Multi-task GINN-LP for Multi-target Symbolic Regression

TL;DR

This work tackles the limitations of symbolic regression by enabling multi-target, interpretable regression through a neuro-symbolic framework named MTRGINN-LP. The method fuses a Laurent-polynomial–based backbone (GINN-LP) with multi-task learning, and introduces a symbolic loss that enforces consistency between neural predictions and explicit symbolic expressions. Experiments on Energy Efficiency and Sustainable Agriculture demonstrate competitive predictive performance while preserving interpretability, highlighting the approach's potential to bridge symbolic regression and real-world multi-output tasks. Overall, MTRGINN-LP advances explainable AI for complex domains by delivering transparent equations alongside robust multi-target modeling, with clear directions for expanding function families and PAB architectures in future work.

Abstract

In the area of explainable artificial intelligence, Symbolic Regression (SR) has emerged as a promising approach by discovering interpretable mathematical expressions that fit data. However, SR faces two main challenges: most methods are evaluated on scientific datasets with well-understood relationships, limiting generalization, and SR primarily targets single-output regression, whereas many real-world problems involve multi-target outputs with interdependent variables.
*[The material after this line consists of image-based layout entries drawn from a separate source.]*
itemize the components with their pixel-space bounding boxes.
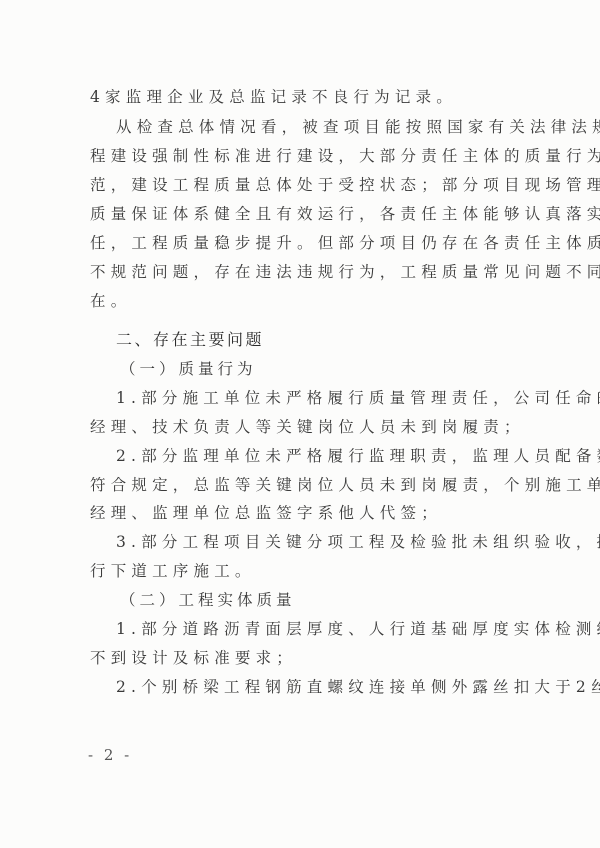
paragraph-line: 从检查总体情况看，被查项目能按照国家有关法律法规和工 bbox=[116, 117, 548, 137]
paragraph-line: 程建设强制性标准进行建设，大部分责任主体的质量行为比较规 bbox=[90, 146, 522, 166]
list-item: 2.部分监理单位未严格履行监理职责，监理人员配备数量不 bbox=[116, 446, 548, 466]
list-item-continuation: 行下道工序施工。 bbox=[90, 561, 522, 581]
list-item-continuation: 经理、监理单位总监签字系他人代签； bbox=[90, 503, 522, 523]
list-item-continuation: 符合规定，总监等关键岗位人员未到岗履责，个别施工单位项目 bbox=[90, 475, 522, 495]
list-item-continuation: 不到设计及标准要求； bbox=[90, 648, 522, 668]
subsection-heading: （一）质量行为 bbox=[120, 359, 552, 379]
list-item-continuation: 经理、技术负责人等关键岗位人员未到岗履责； bbox=[90, 417, 522, 437]
list-item: 2.个别桥梁工程钢筋直螺纹连接单侧外露丝扣大于2丝，且 bbox=[116, 677, 548, 697]
section-heading: 二、存在主要问题 bbox=[116, 330, 548, 350]
paragraph-line: 不规范问题，存在违法违规行为，工程质量常见问题不同程度存 bbox=[90, 262, 522, 282]
list-item: 3.部分工程项目关键分项工程及检验批未组织验收，擅自进 bbox=[116, 532, 548, 552]
paragraph-line: 4家监理企业及总监记录不良行为记录。 bbox=[90, 87, 522, 107]
paragraph-line: 质量保证体系健全且有效运行，各责任主体能够认真落实主体责 bbox=[90, 204, 522, 224]
list-item: 1.部分施工单位未严格履行质量管理责任，公司任命的项目 bbox=[116, 388, 548, 408]
paragraph-line: 在。 bbox=[90, 291, 522, 311]
page-number: - 2 - bbox=[88, 746, 132, 764]
subsection-heading: （二）工程实体质量 bbox=[120, 590, 552, 610]
paragraph-line: 任，工程质量稳步提升。但部分项目仍存在各责任主体质量行为 bbox=[90, 233, 522, 253]
document-page: 4家监理企业及总监记录不良行为记录。 从检查总体情况看，被查项目能按照国家有关法… bbox=[0, 0, 600, 848]
list-item: 1.部分道路沥青面层厚度、人行道基础厚度实体检测结果达 bbox=[116, 619, 548, 639]
paragraph-line: 范，建设工程质量总体处于受控状态；部分项目现场管理规范， bbox=[90, 175, 522, 195]
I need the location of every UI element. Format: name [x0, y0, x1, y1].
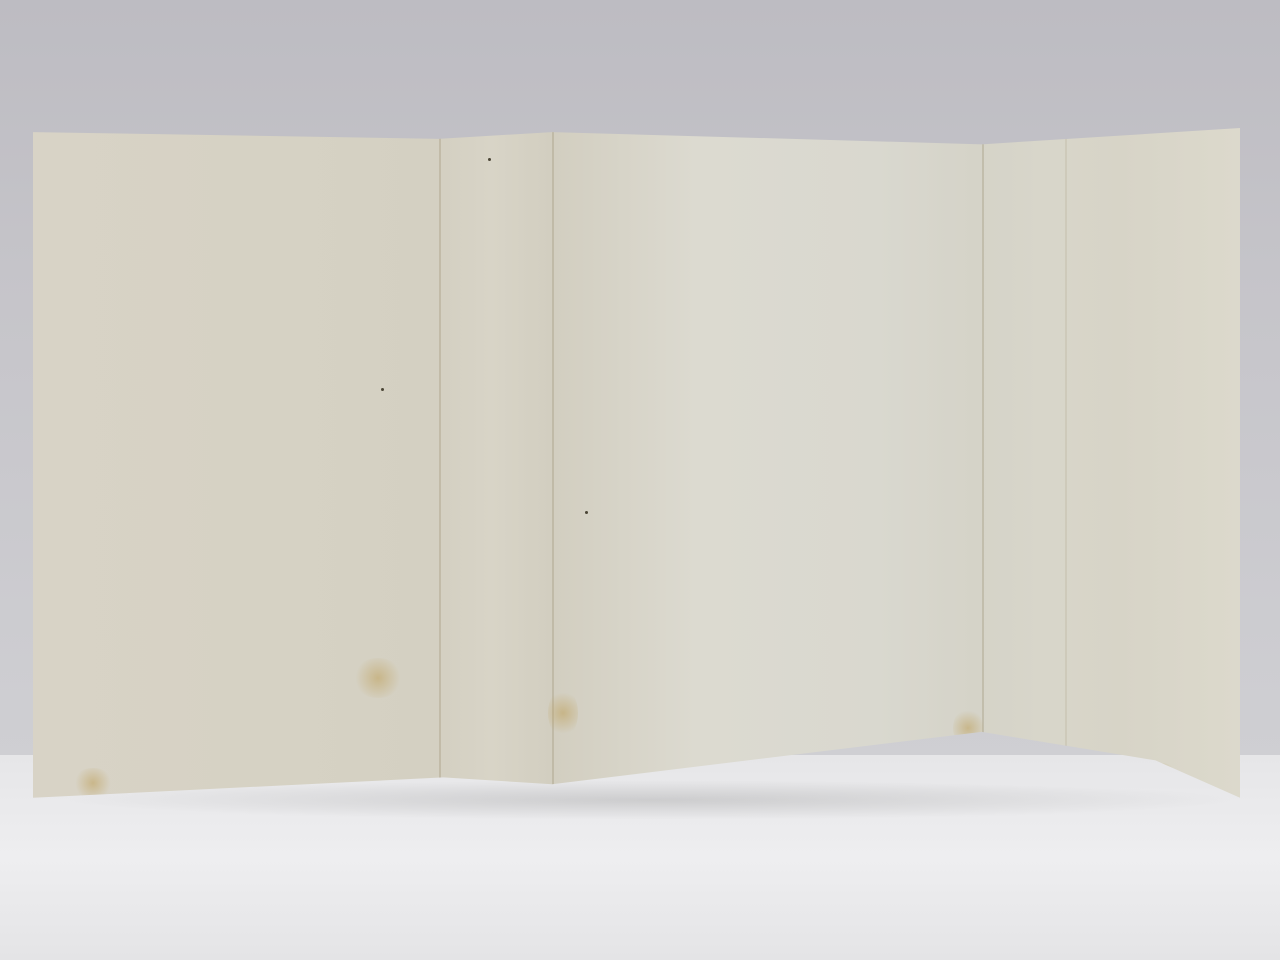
fold-line-4 — [1065, 128, 1067, 808]
stain-spot — [353, 658, 403, 698]
stain-spot — [73, 768, 113, 798]
fold-line-1 — [439, 128, 441, 808]
fold-line-3 — [982, 128, 984, 808]
ink-speck — [585, 511, 588, 514]
ink-speck — [488, 158, 491, 161]
folded-paper-sheet — [33, 128, 1240, 808]
stain-spot — [548, 688, 578, 738]
ink-speck — [381, 388, 384, 391]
To address these issues, we propose multi-task regression GINN-LP (MTRGINN-LP), an interpretable neural network for multi-target symbolic regression. By integrating GINN-LP with a multi-task deep learning, the model combines a shared backbone including multiple power-term approximator blocks with task-specific output layers, capturing inter-target dependencies while preserving interpretability. We validate multi-task GINN-LP on practical multi-target applications, including energy efficiency prediction and sustainable agriculture. Experimental results demonstrate competitive predictive performance alongside high interpretability, effectively extending symbolic regression to broader real-world multi-output tasks.

Figures (7)

• Figure 1: Diagram of the multi-task regression GINN-LP (MTRGINN-LP). Multiple Polynomial Approximation Blocks (PABs) are initialized and progressively expanded during training. The model then produces multi-task predictions $\hat{y}$ by applying linear activation functions $f_{\text{act}}(\cdot)$ to independently weighted sums of polynomial terms from the PABs. Finally, based on the predictions $\hat{y}$ and ground truth $\mathbf{y}$, the model is optimized by minimizing the total loss $\mathcal{L}$.
• Figure 2: Symbolic functions learned by the proposal model for the Energy Efficiency datasets. For each target, the function $f(\cdot)$ consists of eight terms ($T_1$ to $T_8$) and one bias term, corresponding to the optimal number 8 of PABs for the proposed model, where $f_{Y_1}$ and $f_{Y_2}$ are for estimating two targets: Heating Load and Cooling Load, respectively, respectively. Each term is a combination of eight input attributes ($x_1$ to $x_8$) with exponential form.
• Figure 3: An example of correlation analysis between inputs and outputs in the symbolic functions. It is assumed that the input attributes are independent of one another, and the output includes only the target Heating Load denoted as $Y$.
• Figure 4: Hyperparameter effects on performance for the Energy Efficiency datasets. It examines how different configurations of the maximum and initial numbers of PABs influence the multi-task regression performance in terms of MAE, MAPE, and RMSE. The initial number of PABs is set to 1, 2, or 3, while the maximum number of PABs is set to 2, 4, 6, 8, and 10.
• Figure 5: Symbolic functions learned by the proposal model for the Sustainable Agriculture datasets. For each target, the function $f(\cdot)$ consists of six terms ($T_1$ to $T_6$) and one bias term, corresponding to the optimal number 6 of PABs for the proposed model, where $f_{Y_1}$ and $f_{Y_2}$ are for estimating two targets: Sustainability Score and Consumer Trend Index, respectively. Each term is a combination of fifteen input attributes ($x_1$ to $x_{15}$) with exponential form.